How Far Does the Ball Land from the Pole?

[Eitan Levy]

Homework Statement

l=2m
b=1.5m
The mass of the chair is 5kg.
A boy with a mass of 50kg sits on the chair.
The distance of the chair from the pole is 3m, and it spins around it horizontally with a radial velocity of 1.95 rad/s.
The boy drops a ball at some moment, what would be its distance from the pole when it hits the ground if the distance of the chair from the ground when it doesn't spin is 0.5m?

Homework Equations

The Attempt at a Solution

First I drew this:

ω²r=v²/r
v=5.85m/s (The velocity of the ball when the boy drops it, all of it horizontal.
Then -1.177=-5t² (The times it will take the ball to hit the ground).
t=0.4851
Δx=vt=2.8378m
Total distance from the pole: √(3^2+2.8378^2)=4.13m
The answer in the book is 12.42m, I have no idea how they could possible reach to such a large distance.

 

[kuruman]

Can you show in detail how you got the initial velocity, 5.85 m/s? It doesn't match the numbers in your figure.

 

[Eitan Levy]

Can you show in detail how you got the initial velocity, 5.85 m/s? It doesn't match the numbers in your figure.

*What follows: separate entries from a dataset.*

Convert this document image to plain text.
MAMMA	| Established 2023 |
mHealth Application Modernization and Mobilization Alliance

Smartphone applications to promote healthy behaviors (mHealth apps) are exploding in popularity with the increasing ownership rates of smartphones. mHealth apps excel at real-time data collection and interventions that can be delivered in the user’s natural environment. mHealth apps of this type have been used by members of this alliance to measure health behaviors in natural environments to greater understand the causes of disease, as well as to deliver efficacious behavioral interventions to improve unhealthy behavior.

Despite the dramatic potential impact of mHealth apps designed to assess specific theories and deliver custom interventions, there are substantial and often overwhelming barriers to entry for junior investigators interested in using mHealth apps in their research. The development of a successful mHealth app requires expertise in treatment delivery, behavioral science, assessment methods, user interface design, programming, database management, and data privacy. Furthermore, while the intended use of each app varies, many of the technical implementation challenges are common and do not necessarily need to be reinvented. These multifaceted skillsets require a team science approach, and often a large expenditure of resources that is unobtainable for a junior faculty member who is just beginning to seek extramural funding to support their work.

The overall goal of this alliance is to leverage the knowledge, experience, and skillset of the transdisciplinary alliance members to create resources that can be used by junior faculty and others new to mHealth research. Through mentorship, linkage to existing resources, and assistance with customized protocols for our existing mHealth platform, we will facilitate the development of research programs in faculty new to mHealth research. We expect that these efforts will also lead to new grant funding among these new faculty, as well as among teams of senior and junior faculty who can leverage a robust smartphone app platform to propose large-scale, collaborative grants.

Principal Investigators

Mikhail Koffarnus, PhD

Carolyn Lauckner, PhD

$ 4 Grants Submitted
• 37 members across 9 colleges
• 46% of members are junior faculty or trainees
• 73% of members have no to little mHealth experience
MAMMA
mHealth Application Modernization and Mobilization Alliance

It says that the TOTAL distance of the chair from the pole while it spins at this radial velocity is 3m. Therefore r=3m.

 

[kuruman]

I see. OK, I cannot find anything wrong with your answer. One could get an answer close to the one in the book if one used ω²r for v instead of ωr.

 

[Eitan Levy]

I see. OK, I cannot find anything wrong with your answer. One could get an answer close to the one in the book if one used ω²r for v instead of ωr.

Alright, thank you!